Laura terdiam, menatap punggung lelaki itu lenyap di balik pintu. Untuk sesaat, hanya bunyi tetes air dan detak jantungnya sendiri yang terdengar.
Pergi ke hotel? Tidak mungkin. Kalau ayahnya tahu, habislah dia. Pulang ke rumah? Sama saja bunuh diri.
Apartemen Regantara… ironisnya, tempat ini dulu selalu jadi pelarian mereka berdua.
Tempat di mana mereka belajar, bercanda, menonton film sambil berebut popcorn. Tempat yang dulu terasa aman, kini berubah jadi penjara sunyi penuh kenangan yang ingin ia hapus tapi tak bisa.

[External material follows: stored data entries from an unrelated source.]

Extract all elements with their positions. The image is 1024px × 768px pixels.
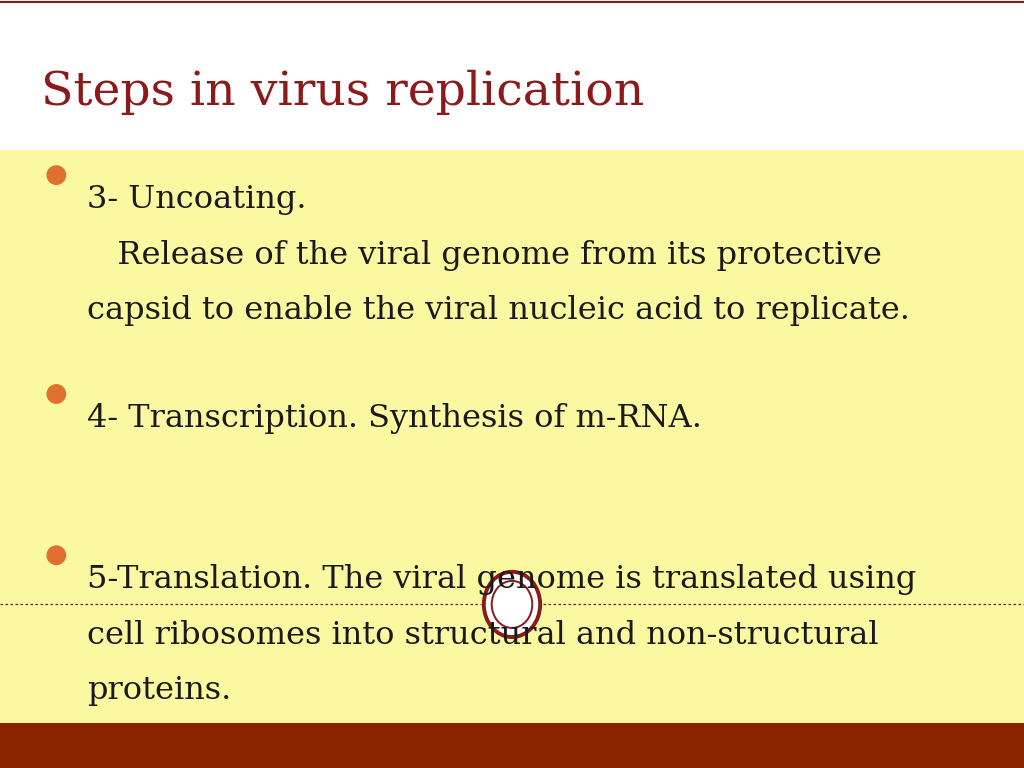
Ellipse shape: [47, 546, 66, 564]
Text: proteins.: proteins.: [87, 675, 231, 706]
Text: 3- Uncoating.: 3- Uncoating.: [87, 184, 306, 215]
Text: 5-Translation. The viral genome is translated using: 5-Translation. The viral genome is trans…: [87, 564, 916, 595]
Text: Release of the viral genome from its protective: Release of the viral genome from its pro…: [87, 240, 882, 270]
Text: Steps in virus replication: Steps in virus replication: [41, 70, 644, 114]
FancyBboxPatch shape: [0, 0, 1024, 165]
Ellipse shape: [47, 166, 66, 184]
FancyBboxPatch shape: [0, 150, 1024, 723]
Text: cell ribosomes into structural and non-structural: cell ribosomes into structural and non-s…: [87, 620, 879, 650]
Text: capsid to enable the viral nucleic acid to replicate.: capsid to enable the viral nucleic acid …: [87, 295, 910, 326]
FancyBboxPatch shape: [0, 723, 1024, 768]
Text: 4- Transcription. Synthesis of m-RNA.: 4- Transcription. Synthesis of m-RNA.: [87, 403, 701, 434]
Ellipse shape: [483, 571, 541, 637]
Ellipse shape: [47, 385, 66, 403]
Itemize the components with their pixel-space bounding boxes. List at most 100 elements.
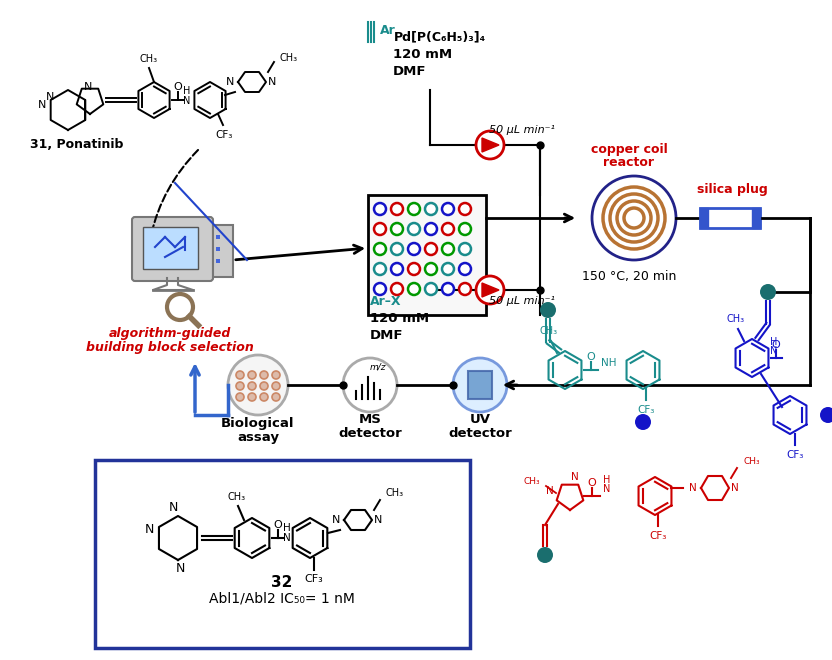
Text: 32: 32: [271, 575, 293, 590]
Circle shape: [425, 263, 437, 275]
Text: O: O: [174, 82, 182, 92]
Text: CH₃: CH₃: [228, 492, 246, 502]
Circle shape: [537, 547, 553, 563]
Text: 50 μL min⁻¹: 50 μL min⁻¹: [489, 296, 555, 306]
Text: O: O: [771, 340, 780, 350]
Text: CF₃: CF₃: [649, 531, 666, 541]
Text: H
N: H N: [283, 523, 291, 543]
Circle shape: [476, 276, 504, 304]
Bar: [143, 227, 198, 269]
Text: UV: UV: [469, 413, 491, 426]
Circle shape: [476, 131, 504, 159]
Circle shape: [442, 263, 454, 275]
Circle shape: [236, 371, 244, 379]
Text: N: N: [571, 472, 579, 482]
Text: N: N: [332, 515, 340, 525]
Bar: [95, 460, 470, 648]
Circle shape: [408, 283, 420, 295]
Text: CH₃: CH₃: [140, 54, 158, 64]
Circle shape: [592, 176, 676, 260]
Text: 50 μL min⁻¹: 50 μL min⁻¹: [489, 125, 555, 135]
Circle shape: [459, 243, 471, 255]
FancyBboxPatch shape: [132, 217, 213, 281]
Text: Pd[P(C₆H₅)₃]₄: Pd[P(C₆H₅)₃]₄: [394, 30, 486, 43]
Text: N: N: [168, 501, 178, 514]
Circle shape: [248, 382, 256, 390]
Polygon shape: [482, 283, 499, 297]
Text: N: N: [268, 77, 276, 87]
Circle shape: [260, 393, 268, 401]
Text: O: O: [587, 352, 596, 362]
Circle shape: [374, 203, 386, 215]
Circle shape: [391, 203, 403, 215]
Circle shape: [343, 358, 397, 412]
Circle shape: [374, 263, 386, 275]
Text: CH₃: CH₃: [280, 53, 298, 63]
Circle shape: [459, 263, 471, 275]
Circle shape: [442, 203, 454, 215]
Text: Ar–X: Ar–X: [370, 295, 402, 308]
Text: DMF: DMF: [370, 329, 404, 342]
Text: m/z: m/z: [369, 362, 386, 371]
Circle shape: [425, 223, 437, 235]
Circle shape: [248, 371, 256, 379]
Text: N: N: [145, 523, 154, 536]
Text: H
N: H N: [183, 86, 191, 106]
Circle shape: [760, 284, 776, 300]
Circle shape: [374, 283, 386, 295]
Text: 120 mM: 120 mM: [370, 312, 429, 325]
Text: N: N: [547, 486, 554, 496]
Text: CF₃: CF₃: [215, 130, 233, 140]
Circle shape: [260, 371, 268, 379]
Circle shape: [272, 393, 280, 401]
Circle shape: [425, 283, 437, 295]
Text: O: O: [587, 478, 597, 488]
Text: N: N: [689, 483, 697, 493]
Text: N: N: [46, 92, 54, 102]
Text: N: N: [225, 77, 234, 87]
Circle shape: [408, 223, 420, 235]
Circle shape: [391, 263, 403, 275]
Circle shape: [540, 302, 556, 318]
Text: 31, Ponatinib: 31, Ponatinib: [30, 138, 123, 151]
Text: building block selection: building block selection: [87, 341, 254, 354]
Text: 120 mM: 120 mM: [393, 48, 452, 61]
Circle shape: [272, 382, 280, 390]
Circle shape: [374, 223, 386, 235]
Text: Abl1/Abl2 IC₅₀= 1 nM: Abl1/Abl2 IC₅₀= 1 nM: [209, 592, 355, 606]
Text: CH₃: CH₃: [727, 314, 745, 324]
Text: algorithm-guided: algorithm-guided: [109, 327, 231, 340]
Circle shape: [236, 393, 244, 401]
Circle shape: [236, 382, 244, 390]
Text: N: N: [37, 100, 46, 110]
Text: silica plug: silica plug: [696, 183, 767, 196]
Circle shape: [408, 243, 420, 255]
Text: N: N: [374, 515, 383, 525]
Circle shape: [442, 243, 454, 255]
Circle shape: [453, 358, 507, 412]
Circle shape: [391, 283, 403, 295]
Text: CF₃: CF₃: [637, 405, 655, 415]
Text: CH₃: CH₃: [386, 488, 404, 498]
Circle shape: [391, 223, 403, 235]
Bar: [216, 247, 220, 251]
Circle shape: [391, 243, 403, 255]
Circle shape: [408, 203, 420, 215]
Text: N: N: [84, 82, 92, 92]
Text: assay: assay: [237, 431, 279, 444]
Text: DMF: DMF: [393, 65, 427, 78]
Bar: [216, 235, 220, 239]
Text: MS: MS: [359, 413, 381, 426]
Text: reactor: reactor: [603, 156, 655, 169]
Circle shape: [459, 203, 471, 215]
Text: 150 °C, 20 min: 150 °C, 20 min: [582, 270, 676, 283]
Bar: [700, 208, 760, 228]
Text: copper coil: copper coil: [591, 143, 667, 156]
Text: detector: detector: [338, 427, 402, 440]
Circle shape: [374, 243, 386, 255]
Bar: [213, 225, 233, 277]
Text: O: O: [274, 520, 282, 530]
Circle shape: [425, 203, 437, 215]
Circle shape: [260, 382, 268, 390]
Circle shape: [248, 393, 256, 401]
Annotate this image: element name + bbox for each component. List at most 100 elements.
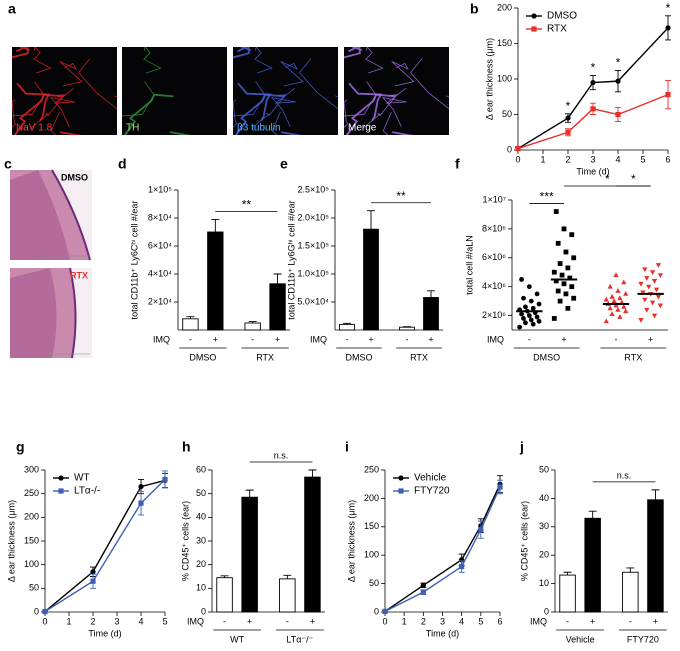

Regantara memang tinggal sendirian sejak diusir dari rumah karena menolak bekerja di perusahaan ayahnya. Ia lebih memilih hidup seadanya daripada tunduk pada kehendak keluarga.
Dan di masa lalu, Laura selalu bangga pada keteguhan itu. Kini semua yang dulu ia kagumi… berubah menjadi sesuatu yang menakutkan.
Ia menatap sofa di sudut ruangan dengan napas berat. “Gue tidur di sana aja,” gumamnya pelan.
**
**
Keesokan harinya, pesta pertunangan itu berlangsung megah.
Lampu-lampu kristal berkilau lembut di langit-langit, menyelimuti ruangan dengan kehangatan semu. Semua orang tersenyum, seolah tak ada luka yang pernah ada.
Termasuk Laura.
Gaun pastel yang membalut tubuhnya tampak sempurna, tapi di balik senyum manisnya, dadanya bergetar hebat. Ia terus meyakinkan diri, Aris tidak akan tahu apa pun. Semua akan baik-baik saja.
“Bang Aris ganteng banget malam ini,” bisiknya pelan sambil menyembunyikan senyum gugup.
Ia mengangkat ponsel diam-diam, memotret lelaki itu tanpa berani menatap langsung.
Seperti biasa, Aris tampil menawan dengan jas abu dan tatapan teduh yang selalu membuat jantung Laura berpacu tak karuan.
Di hadapannya, Laura bukan gadis keras kepala yang selalu bicara lantang—ia berubah jadi versi paling lembut dari dirinya sendiri, pemalu dan kikuk. Seperti remaja yang baru pertama kali jatuh cinta.
“Ra,” suara Aris memecah lamunannya.
Entah sejak kapan pria itu sudah duduk di sampingnya, jaraknya terlalu dekat hingga aroma parfumnya terasa menenangkan.
“Besok bisa bantu Abang?” Sedetik kemudian mengernyit. "Lagi chat sama siapa?"
“Hah?”
Laura sontak kaget, hampir menjatuhkan ponsel yang sedari tadi ia genggam.